Vu la procédure suivante :
Par une ordonnance n° 2210506/12-3 du 11 mai 2022, le président du tribunal administratif de Paris a transmis au tribunal administratif de Montreuil la requête enregistrée pour M. B le 10 mai 2022.
Par cette requête, enregistrée le 20 mai 2022 au greffe du tribunal administratif de Montreuil, M. A B demande au tribunal :
1°) de l'admettre au bénéfice de l'aide juridictionnelle provisoire ;
2°) d'annuler l'arrêté du 10 mai 2022 par lequel le préfet de police l'a obligé à quitter le territoire français dans un délai de trente jours et a fixé le pays à destination duquel il pourra être éloigné.
Vu les autres pièces du dossier ;
Vu
- le code de l'entrée et du séjour des étrangers et du droit d'asile ;
- le code de justice administrative ;
Considérant ce qui suit :
1. Aux termes de l'article R. 222-1 du code de justice administrative : " Les présidents de () formation de jugement des tribunaux () peuvent, par ordonnance : / 1' donner acte des désistements () ".
2. Aux termes de l'article R. 612-5-1 du code de justice administrative : " Lorsque l'état du dossier permet de s'interroger sur l'intérêt que la requête conserve pour son auteur, le président de la formation de jugement () peut inviter le requérant à confirmer expressément le maintien de ses conclusions.

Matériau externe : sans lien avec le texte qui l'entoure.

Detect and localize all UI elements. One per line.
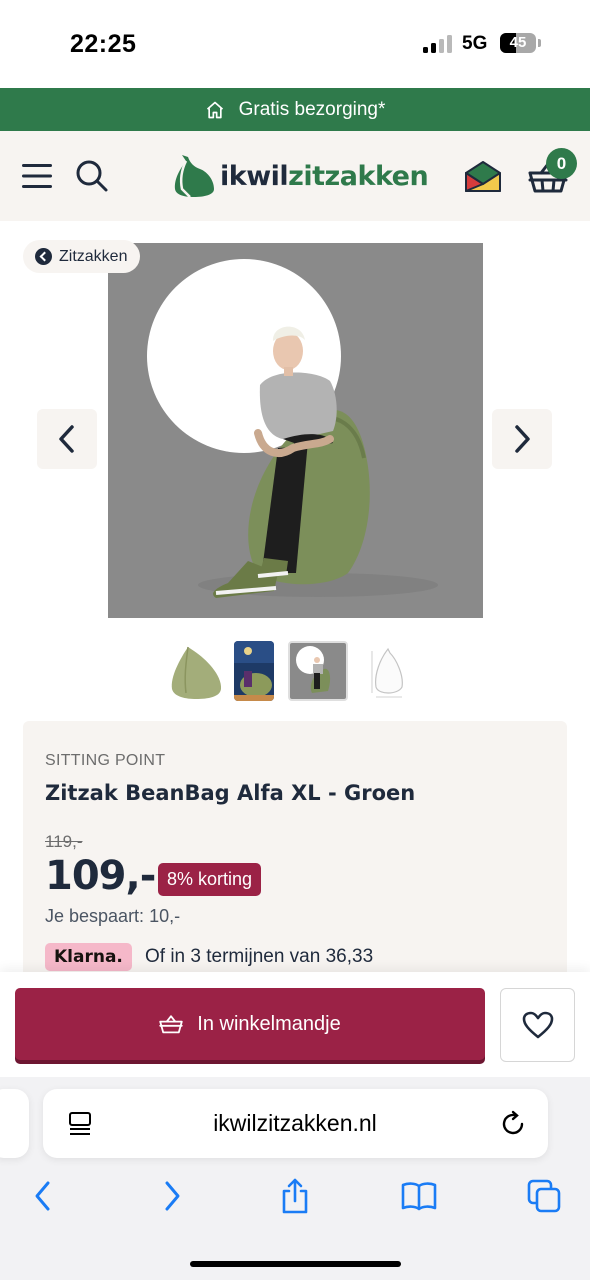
url-text[interactable]: ikwilzitzakken.nl — [0, 1110, 590, 1137]
breadcrumb-back-button[interactable]: Zitzakken — [23, 240, 141, 273]
thumbnail-person-seated[interactable] — [288, 641, 348, 701]
current-price: 109,- — [45, 853, 156, 899]
product-brand[interactable]: SITTING POINT — [45, 752, 165, 770]
battery-percent: 45 — [509, 34, 527, 51]
status-bar: 22:25 5G 45 — [0, 0, 590, 88]
network-type: 5G — [462, 33, 488, 54]
tabs-button[interactable] — [524, 1176, 564, 1216]
logo-text-zitzakken: zitzakken — [288, 160, 429, 192]
browser-forward-button[interactable] — [152, 1176, 192, 1216]
signal-icon — [423, 35, 455, 53]
thumbnail-dimensions-drawing[interactable] — [366, 641, 412, 701]
thumbnail-lifestyle[interactable] — [234, 641, 274, 701]
battery-tip — [538, 39, 541, 47]
thumbnail-green-beanbag[interactable] — [166, 641, 226, 701]
wishlist-button[interactable] — [500, 988, 575, 1062]
basket-icon — [159, 1015, 183, 1034]
promo-bar: Gratis bezorging* — [0, 88, 590, 131]
browser-back-button[interactable] — [23, 1176, 63, 1216]
chevron-left-icon — [59, 425, 74, 453]
add-to-cart-button[interactable]: In winkelmandje — [15, 988, 485, 1060]
heart-icon — [522, 1011, 553, 1039]
site-logo[interactable]: ikwilzitzakken — [172, 153, 429, 199]
add-to-cart-label: In winkelmandje — [197, 1012, 341, 1035]
logo-text-ikwil: ikwil — [220, 160, 289, 192]
klarna-logo: Klarna. — [45, 943, 132, 971]
chevron-right-icon — [515, 425, 530, 453]
klarna-installments-text: Of in 3 termijnen van 36,33 — [145, 946, 374, 967]
savings-text: Je bespaart: 10,- — [45, 906, 181, 926]
share-button[interactable] — [275, 1176, 315, 1216]
promo-text: Gratis bezorging* — [238, 98, 386, 120]
tabs-icon — [527, 1179, 561, 1213]
discount-badge: 8% korting — [158, 863, 262, 896]
chevron-right-icon — [165, 1181, 180, 1211]
menu-icon[interactable] — [22, 162, 52, 190]
breadcrumb-label: Zitzakken — [59, 247, 128, 265]
mail-icon[interactable] — [464, 160, 502, 193]
back-arrow-icon — [35, 248, 52, 265]
product-title: Zitzak BeanBag Alfa XL - Groen — [45, 781, 416, 805]
home-indicator — [190, 1261, 401, 1267]
old-price: 119,- — [45, 832, 83, 851]
share-icon — [282, 1178, 308, 1214]
search-icon[interactable] — [74, 158, 110, 194]
status-time: 22:25 — [70, 30, 137, 58]
chevron-left-icon — [35, 1181, 50, 1211]
logo-beanbag-icon — [174, 155, 214, 198]
cart-count-badge: 0 — [546, 148, 577, 179]
battery-icon: 45 — [500, 33, 536, 53]
product-image[interactable] — [108, 243, 483, 618]
next-image-button[interactable] — [492, 409, 552, 469]
site-header: ikwilzitzakken — [0, 131, 590, 221]
home-icon — [206, 101, 223, 118]
previous-image-button[interactable] — [37, 409, 97, 469]
book-icon — [401, 1182, 437, 1211]
bookmarks-button[interactable] — [399, 1176, 439, 1216]
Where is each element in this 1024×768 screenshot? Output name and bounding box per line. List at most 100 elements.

La demande qui lui est adressée mentionne que, à défaut de réception de cette confirmation à l'expiration du délai fixé, qui ne peut être inférieur à un mois, il sera réputé s'être désisté de l'ensemble de ses conclusions ".
3. L'état du dossier permettant de s'interroger sur l'intérêt que la requête conservait pour son auteur, une demande de maintien de requête a été adressée à M. B le 30 juin 2022. Ce courrier, dont l'intéressé a accusé réception le 15 juillet 2022, comportait la mention suivant laquelle à défaut de réception de la confirmation du maintien de ses conclusions dans le délai imparti M. B serait réputé s'être désisté de l'ensemble de ses conclusions. N'ayant pas expressément confirmé le maintien de ses conclusions dans le délai d'un mois qui lui était imparti, le requérant est réputé s'être désisté de sa requête. Ce désistement étant pur et simple, rien ne s'oppose à ce qu'il en soit donné acte.
O R D O N N E :
Article 1er : Il est donné acte du désistement de la requête de M. B.
Article 2 : La présente ordonnance sera notifiée à M. A B et au préfet de police.
Fait à Montreuil, le 11 octobre 2022.
Le président de la 5e chambre,
Signé
A. Myara
La République mande et ordonne au ministre de l'intérieur et des outre-mer en ce qui le concerne ou à tous commissaires de justice à ce requis en ce qui concerne les voies de droit commun contre les parties privées, de pourvoir à l'exécution de la présente décision.